Op 21 oktober jongstleden hebben de minister van Financiën, Sigrid Kaag, en de minister van Veiligheid en Justitie, Dilan Yeşilgöz-Zegerius, het wetsvoorstel Plan van aanpak witwassen bij de Tweede Kamer ingediend. Het doel van het wetsvoorstel is om witwaspraktijken en het financieren van terrorisme beter tegen te gaan. Wat staat er eigenlijk in het wetsvoorstel? Welke stappen moeten er volgens Kaag en Yeşilgöz-Zegerius worden gezet? En klinkt het allemaal rendabel?
De maatregelen samengevat
Het wetsvoorstel noemt drie belangrijke wijzigingen van de Wwft:
Hieronder wordt elke maatregel besproken, met een focus op het doel, de beargumentering en eventuele kritiek. Maatregel 2 en 3 worden samen besproken, aangezien dit ook in het wetsvoorstel gebeurt.

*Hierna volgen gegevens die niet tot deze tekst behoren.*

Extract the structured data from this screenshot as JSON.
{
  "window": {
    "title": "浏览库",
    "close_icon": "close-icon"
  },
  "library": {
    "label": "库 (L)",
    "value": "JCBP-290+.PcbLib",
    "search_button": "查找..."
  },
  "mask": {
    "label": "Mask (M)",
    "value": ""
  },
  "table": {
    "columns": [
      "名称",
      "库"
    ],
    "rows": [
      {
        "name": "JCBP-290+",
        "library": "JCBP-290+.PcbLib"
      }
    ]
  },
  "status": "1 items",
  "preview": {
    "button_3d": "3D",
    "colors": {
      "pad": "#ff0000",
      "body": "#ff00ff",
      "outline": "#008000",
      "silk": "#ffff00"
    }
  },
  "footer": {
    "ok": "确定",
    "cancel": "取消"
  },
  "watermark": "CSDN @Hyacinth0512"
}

Tot slot geef ik enige reflectie van mijn kant.
Een hogere contantengrens
Met de eerste maatregel beogen de ministers het gebruik van grote sommen contant geld te beperken. Zij verwijzen daarbij naar de resultaten van een aantal wetenschappelijke studies die aantonen dat het gebruik van contant geld een grote rol speelt bij het faciliteren van witwassen.[1] Contant geld is moeilijk traceerbaar – en daarmee aantrekkelijk voor criminelen die hun vermogen willen verhullen. De hoogte van het bedrag is mede tot stand gekomen door de ‘contantengrens’ die onze zuiderburen hanteren, die ook €3000,- is. Het hanteren van vergelijkbare contantengrenzen moet ervoor zorgen dat criminelen hun witwaspraktijken niet verplaatsen naar omliggende landen met minder hoge eisen.
Desalniettemin geven de ministers aan dat andere EU-landen zodanige andere contantengrenzen hanteren, dat het risico bestaat dat criminelen hun handel wel naar deze landen verplaatsen. Witwassen wordt met dit voorstel hierom wellicht bemoeilijkt in Nederland, maar juist verder aangewakkerd in andere EU-lidstaten. Daarnaast mag ook het effect van de verhoogde grens op ondernemers niet onderschat worden. In verschillende sectoren wordt meer gebruik gemaakt van contante betalingen dan anderen en is het vaak lastig om over te gaan op het gebruik van digitale betaaldiensten.[2]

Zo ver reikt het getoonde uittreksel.